A pioneering approach published today in the open access, peer reviewed scientific journal PLOS Biology challenges conventional research methods and proposes a global effort to engage and empower citizen scientists to gather basic ocean data aboard small vessels on the most common sailing routes.
Such data would significantly improve the accuracy of climate models, weather forecasts and even assist search and rescue efforts struggling to learn the likely trajectory of floating debris left by a plane crash or other incidents.

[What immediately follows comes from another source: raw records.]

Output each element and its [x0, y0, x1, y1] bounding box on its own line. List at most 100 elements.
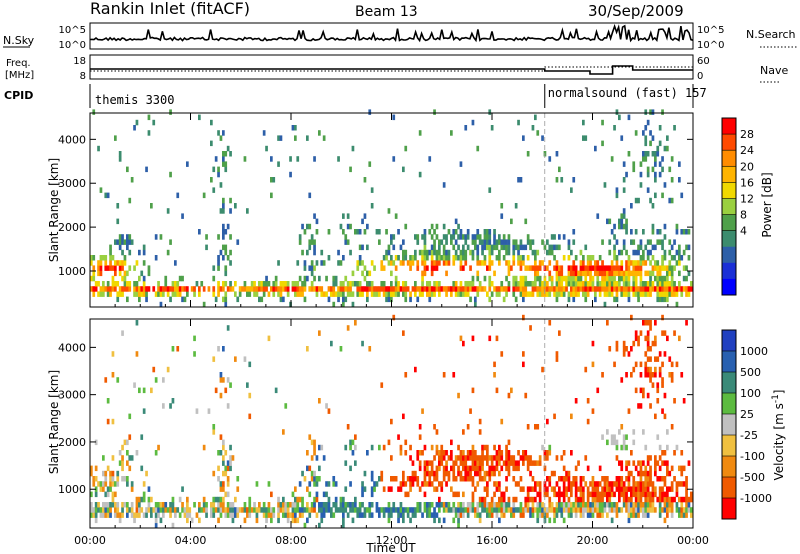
- velocity-data-cell: [459, 502, 463, 508]
- power-data-cell: [670, 265, 674, 271]
- velocity-data-cell: [274, 387, 278, 394]
- power-data-cell: [260, 281, 264, 287]
- power-data-cell: [387, 296, 391, 303]
- velocity-data-cell: [438, 460, 441, 466]
- power-data-cell: [433, 229, 436, 235]
- power-data-cell: [390, 234, 393, 240]
- power-data-cell: [644, 140, 648, 147]
- velocity-data-cell: [596, 512, 600, 518]
- velocity-data-cell: [574, 507, 578, 513]
- velocity-data-cell: [654, 455, 657, 461]
- velocity-data-cell: [118, 512, 122, 518]
- power-data-cell: [538, 275, 542, 282]
- power-data-cell: [615, 265, 619, 271]
- velocity-data-cell: [673, 450, 676, 456]
- power-data-cell: [471, 286, 475, 292]
- power-data-cell: [114, 286, 117, 292]
- power-data-cell: [358, 281, 362, 287]
- velocity-data-cell: [433, 512, 436, 518]
- power-data-cell: [169, 109, 172, 115]
- power-data-cell: [678, 249, 681, 256]
- velocity-data-cell: [440, 455, 444, 461]
- velocity-data-cell: [646, 507, 650, 513]
- power-ytick-label: 4000: [58, 133, 86, 146]
- velocity-data-cell: [344, 460, 348, 466]
- power-data-cell: [651, 135, 655, 141]
- power-data-cell: [476, 255, 480, 261]
- power-data-cell: [438, 255, 441, 261]
- power-data-cell: [459, 291, 463, 297]
- velocity-data-cell: [130, 507, 134, 513]
- power-data-cell: [512, 260, 516, 266]
- velocity-data-cell: [471, 455, 475, 461]
- velocity-data-cell: [675, 361, 679, 368]
- velocity-data-cell: [318, 465, 321, 472]
- power-data-cell: [642, 249, 645, 256]
- velocity-data-cell: [649, 403, 652, 409]
- velocity-data-cell: [462, 429, 465, 435]
- power-data-cell: [663, 145, 667, 152]
- velocity-data-cell: [219, 486, 223, 492]
- power-data-cell: [349, 286, 352, 292]
- velocity-data-cell: [104, 491, 108, 498]
- power-data-cell: [370, 281, 374, 287]
- power-data-cell: [366, 270, 369, 277]
- velocity-data-cell: [680, 465, 684, 472]
- velocity-data-cell: [370, 512, 374, 518]
- velocity-data-cell: [457, 455, 460, 461]
- power-data-cell: [159, 301, 163, 308]
- power-data-cell: [598, 281, 602, 287]
- power-data-cell: [109, 255, 112, 261]
- velocity-data-cell: [226, 465, 230, 472]
- power-data-cell: [310, 234, 314, 240]
- power-data-cell: [546, 239, 549, 245]
- velocity-data-cell: [630, 450, 633, 456]
- velocity-data-cell: [519, 486, 523, 492]
- velocity-data-cell: [318, 476, 321, 482]
- velocity-data-cell: [598, 507, 602, 513]
- velocity-data-cell: [630, 512, 633, 518]
- power-data-cell: [646, 255, 650, 261]
- velocity-data-cell: [404, 450, 408, 456]
- velocity-data-cell: [654, 460, 657, 466]
- velocity-data-cell: [574, 465, 578, 472]
- velocity-data-cell: [334, 507, 338, 513]
- power-data-cell: [651, 203, 655, 209]
- velocity-data-cell: [454, 460, 458, 466]
- velocity-data-cell: [654, 320, 657, 326]
- power-data-cell: [390, 255, 393, 261]
- power-data-cell: [90, 286, 93, 292]
- power-data-cell: [133, 281, 136, 287]
- power-data-cell: [690, 286, 693, 292]
- velocity-data-cell: [457, 522, 460, 529]
- velocity-data-cell: [558, 507, 561, 513]
- power-data-cell: [488, 109, 492, 115]
- power-data-cell: [109, 265, 112, 271]
- velocity-data-cell: [313, 502, 316, 508]
- velocity-data-cell: [685, 496, 688, 503]
- velocity-data-cell: [255, 481, 259, 487]
- velocity-data-cell: [486, 481, 489, 487]
- power-data-cell: [430, 265, 434, 271]
- power-data-cell: [654, 171, 657, 178]
- power-data-cell: [176, 291, 180, 297]
- power-data-cell: [363, 286, 367, 292]
- power-data-cell: [296, 156, 300, 162]
- power-data-cell: [589, 255, 592, 261]
- velocity-colorbar-swatch: [722, 456, 736, 478]
- nave-series-line: [90, 66, 693, 72]
- velocity-data-cell: [618, 486, 621, 492]
- velocity-data-cell: [351, 517, 355, 524]
- velocity-data-cell: [469, 476, 472, 482]
- velocity-data-cell: [214, 387, 218, 394]
- velocity-data-cell: [627, 460, 631, 466]
- power-data-cell: [342, 255, 345, 261]
- velocity-data-cell: [507, 502, 511, 508]
- power-data-cell: [394, 265, 398, 271]
- power-data-cell: [622, 213, 626, 219]
- velocity-data-cell: [634, 512, 638, 518]
- velocity-data-cell: [154, 450, 158, 456]
- velocity-data-cell: [375, 502, 379, 508]
- power-data-cell: [524, 291, 528, 297]
- power-data-cell: [510, 218, 513, 225]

"The ocean is too vast for any vessel to sample very much of it, no matter its capabilities," said report co-author Joseph Grzymski, an associate research professor of computational biology and microbiology at Nevada's Desert Research Institute. "Maximizing the number of observers, rather than the advanced capabilities of observers, requires a very different approach to the choice of vessel, personnel, instrumentation and protocol."
Grzymski, lead expedition scientist of the Indigo V Indian Ocean Expedition – a pilot study in 2013 to test the aptly named "citizen oceanographer approach" across 6,500 nautical miles from Cape Town, South Africa to Phuket, Thailand – explained that observing your surroundings while aboard a sailing yacht is part of daily life at sea. Those observations, combined with a newly developed, simple and reliable technique for bacterioplankton sampling could be deployed and recorded by sailors – who have an inherent concern for the oceans and make ideal candidates for citizen scientists. Bacterioplankton, collectively known as the 'marine microbiome', serve as the backbone to the ocean's nutrient cycle and the food web.

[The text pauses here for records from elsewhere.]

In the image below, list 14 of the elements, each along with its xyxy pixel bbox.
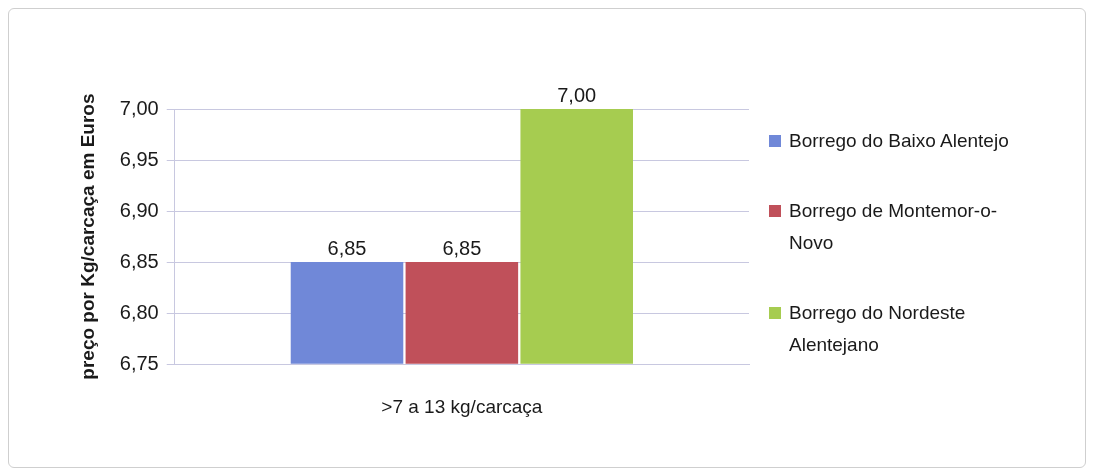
- legend-label: Borrego do Baixo Alentejo: [789, 129, 1010, 153]
- x-tick-label: >7 a 13 kg/carcaça: [381, 395, 543, 417]
- data-label: 6,85: [442, 236, 482, 259]
- y-tick-label: 6,75: [119, 351, 159, 374]
- data-label: 6,85: [327, 236, 367, 259]
- y-tick-label: 6,95: [119, 147, 159, 170]
- y-tick-label: 6,85: [119, 249, 159, 272]
- y-tick-label: 6,90: [119, 198, 159, 221]
- legend-label: Borrego do Nordeste Alentejano: [789, 301, 967, 357]
- data-label: 7,00: [557, 83, 597, 106]
- y-tick-label: 7,00: [119, 96, 159, 119]
- legend-label: Borrego de Montemor-o-Novo: [789, 199, 999, 255]
- y-tick-label: 6,80: [119, 300, 159, 323]
- y-axis-title: preço por Kg/carcaça em Euros: [76, 93, 98, 380]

While aboard S/Y Indigo V, a 61-foot sailing yacht, the Indigo V team spent four months developing and testing new sampling instruments adaptable to citizen scientists and common cruising yachts. In all but the heaviest seas, the crew was able to inventory surface water populations of bacterioplankton and make basic measurements of ocean physics and chemistry. Later, DNA and RNA were successfully recovered from samples the crew preserved using a non-toxic salt solution.
"Our project demonstrated that with simple instruments and basic training sailors can sample a wide range of waters and collect meaningful data, comprising the largest global oceanographic monitoring network to date," said Federico Lauro, director of the Indigo V Expeditions and associate professor and microbial genomics expert at the University of New South Wales, Australia and Nanyang Technological University in Singapore.
"Moreover," Lauro added, "with wind power alone we demonstrated that an entire four-month voyage cost the equivalent of one day of ship time aboard an oceanographic research vessel."
Oceanography has long been an extremely expensive scientific discipline. Expansive budgetary cuts to environmental sciences around the globe and the concurrent need to renew an aging fleet of ocean research vessels underscore the urgency for a different approach.
The authors explain this revolutionary citizen oceanographer approach would cost significantly less than traditional research methodologies and lead advancements in the field of ocean health. Additionally, it would improve science education and increase public awareness of ocean acidification and the unprecedented challenges facing the world's oceans today.